La preocupación sobre los datos personales crece

Los consumidores están cada vez más preocupados por cómo se usan sus datos personales y también por quién tiene acceso a ellos. De un modo paralelo, aunque muy vinculado con esto, el estudio también apunta a los riesgos que supone una excesiva personalización de la publicidad. A los responsables de estrategia, la personalización les encanta porque supone decirle a cada consumidor lo que quiere escuchar.

Sin embargo, las cosas se han pasado de la raya. Ya no se trata de ofrecer lo que se espera que se quiere, sino ser muy pesado, hacer las cosas mal o ser simplemente inquietante. Los ejemplos son abundantes. Desde ese anuncio que te persigue después de haber entrado en una página y que hace que por aburrimiento ya no quieras comprar algo o ese que una empresa da por hecho que te interesa por tu edad o género pero que simplemente te satura (el caso Clear Blue), la lista es muy amplia.

La publicidad está dando dinero a quién no corresponde

Tras el escándalo YouTube, cuando se descubrió que la publicidad de marcas legítimas estaba apareciendo vinculada a vídeos extremistas, se ha estado observando con lupa qué ocurre con los anuncios. A los consumidores no les gusta que los anuncios de las marcas aparezcan en sites cuestionables o vinculados a contenidos criticables, pero la publicidad programática hace que sea cada vez más complicado controlar dónde aparecen los anuncios. Todo ello ha tenido un impacto en la confianza que los consumidores depositan en los anuncios.

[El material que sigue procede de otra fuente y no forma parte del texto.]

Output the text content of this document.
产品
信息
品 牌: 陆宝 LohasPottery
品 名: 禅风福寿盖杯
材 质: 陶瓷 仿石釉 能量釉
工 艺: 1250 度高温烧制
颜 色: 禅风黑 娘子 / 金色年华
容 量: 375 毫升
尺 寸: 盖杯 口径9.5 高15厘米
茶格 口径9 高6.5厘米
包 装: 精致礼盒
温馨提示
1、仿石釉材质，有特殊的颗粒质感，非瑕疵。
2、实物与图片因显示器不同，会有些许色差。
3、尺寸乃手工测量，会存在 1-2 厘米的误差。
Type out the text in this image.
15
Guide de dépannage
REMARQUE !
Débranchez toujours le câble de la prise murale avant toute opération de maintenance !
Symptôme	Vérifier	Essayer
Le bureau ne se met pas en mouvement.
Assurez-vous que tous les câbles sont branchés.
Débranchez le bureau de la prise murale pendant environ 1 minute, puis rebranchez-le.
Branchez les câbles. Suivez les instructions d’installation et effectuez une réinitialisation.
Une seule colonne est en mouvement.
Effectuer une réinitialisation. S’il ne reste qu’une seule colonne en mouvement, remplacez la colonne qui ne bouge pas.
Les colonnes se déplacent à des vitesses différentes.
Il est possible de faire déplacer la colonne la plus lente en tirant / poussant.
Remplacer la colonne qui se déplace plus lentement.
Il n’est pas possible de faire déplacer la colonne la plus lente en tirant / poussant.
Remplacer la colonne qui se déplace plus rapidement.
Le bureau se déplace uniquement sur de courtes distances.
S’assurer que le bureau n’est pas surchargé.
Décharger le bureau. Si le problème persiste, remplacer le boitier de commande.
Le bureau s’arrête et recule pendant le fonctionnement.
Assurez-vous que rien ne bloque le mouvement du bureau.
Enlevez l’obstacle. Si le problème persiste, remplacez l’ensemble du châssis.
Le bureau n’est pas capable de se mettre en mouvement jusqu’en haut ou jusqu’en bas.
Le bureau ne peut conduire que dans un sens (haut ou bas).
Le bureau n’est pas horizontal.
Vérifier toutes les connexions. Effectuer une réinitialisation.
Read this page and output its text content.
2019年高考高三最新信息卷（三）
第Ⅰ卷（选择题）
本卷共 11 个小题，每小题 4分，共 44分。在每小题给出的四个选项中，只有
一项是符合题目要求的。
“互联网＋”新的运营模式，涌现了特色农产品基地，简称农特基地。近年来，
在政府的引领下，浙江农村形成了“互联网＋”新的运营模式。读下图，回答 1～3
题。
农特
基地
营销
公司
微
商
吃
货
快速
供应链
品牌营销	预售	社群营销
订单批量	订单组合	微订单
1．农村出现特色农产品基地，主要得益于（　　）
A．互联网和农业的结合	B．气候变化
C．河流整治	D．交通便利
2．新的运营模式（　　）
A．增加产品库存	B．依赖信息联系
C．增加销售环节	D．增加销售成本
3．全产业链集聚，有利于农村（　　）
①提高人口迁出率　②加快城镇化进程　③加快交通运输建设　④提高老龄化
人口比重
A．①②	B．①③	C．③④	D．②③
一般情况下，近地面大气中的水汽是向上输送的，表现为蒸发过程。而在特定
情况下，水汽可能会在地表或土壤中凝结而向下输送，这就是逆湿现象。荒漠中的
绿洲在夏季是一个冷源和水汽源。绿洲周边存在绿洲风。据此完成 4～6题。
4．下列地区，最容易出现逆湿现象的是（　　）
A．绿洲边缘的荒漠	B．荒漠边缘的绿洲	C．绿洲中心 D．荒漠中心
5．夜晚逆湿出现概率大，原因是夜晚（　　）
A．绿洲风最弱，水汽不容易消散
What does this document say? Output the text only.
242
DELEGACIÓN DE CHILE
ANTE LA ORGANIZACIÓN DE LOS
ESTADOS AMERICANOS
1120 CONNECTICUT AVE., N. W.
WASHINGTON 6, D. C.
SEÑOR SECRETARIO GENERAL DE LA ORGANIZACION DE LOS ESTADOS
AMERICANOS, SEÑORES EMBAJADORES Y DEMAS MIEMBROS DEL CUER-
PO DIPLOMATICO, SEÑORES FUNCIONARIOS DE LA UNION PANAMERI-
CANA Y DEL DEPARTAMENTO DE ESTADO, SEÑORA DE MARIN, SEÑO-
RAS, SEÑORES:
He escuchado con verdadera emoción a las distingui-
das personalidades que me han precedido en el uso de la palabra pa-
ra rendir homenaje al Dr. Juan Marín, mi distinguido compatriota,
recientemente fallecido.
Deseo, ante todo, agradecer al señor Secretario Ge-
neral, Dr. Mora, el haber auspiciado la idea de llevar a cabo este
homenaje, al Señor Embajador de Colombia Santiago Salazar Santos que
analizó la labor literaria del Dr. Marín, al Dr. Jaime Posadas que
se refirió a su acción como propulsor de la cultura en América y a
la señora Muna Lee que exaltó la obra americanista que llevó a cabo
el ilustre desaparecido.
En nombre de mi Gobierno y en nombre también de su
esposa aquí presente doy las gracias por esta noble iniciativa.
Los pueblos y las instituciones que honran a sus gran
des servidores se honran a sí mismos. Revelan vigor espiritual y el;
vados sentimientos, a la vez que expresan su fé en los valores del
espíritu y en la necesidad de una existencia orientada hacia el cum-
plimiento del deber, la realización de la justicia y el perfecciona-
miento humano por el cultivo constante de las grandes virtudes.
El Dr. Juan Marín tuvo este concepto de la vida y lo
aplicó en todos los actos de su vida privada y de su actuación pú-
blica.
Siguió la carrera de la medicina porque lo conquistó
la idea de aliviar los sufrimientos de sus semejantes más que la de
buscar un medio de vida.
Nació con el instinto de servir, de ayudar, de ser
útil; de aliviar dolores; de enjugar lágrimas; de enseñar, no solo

Las noticias falsas han sido una estocada

También otro de los grandes problemas en contenidos ha sido un golpe negativo en lo que a confianza toca. Las noticias falsas y su crecimiento han hecho que la publicidad pierda credibilidad en un 35%.

Hay demasiada publicidad

Los anuncios y los diferentes mensajes de las marcas están ultrapresentes en el día a día. Se calcula que ahora mismo de media los consumidores reciben 10.000 mensajes de las marcas cada día. Los datos no paran de crecer, especialmente a medida que aparecen más canales de comunicación con las marcas. Esto hace que los mensajes dejen de parecer relevantes, pero también que los consumidores se sientan bombardeados y saturados ante los anuncios y las marcas.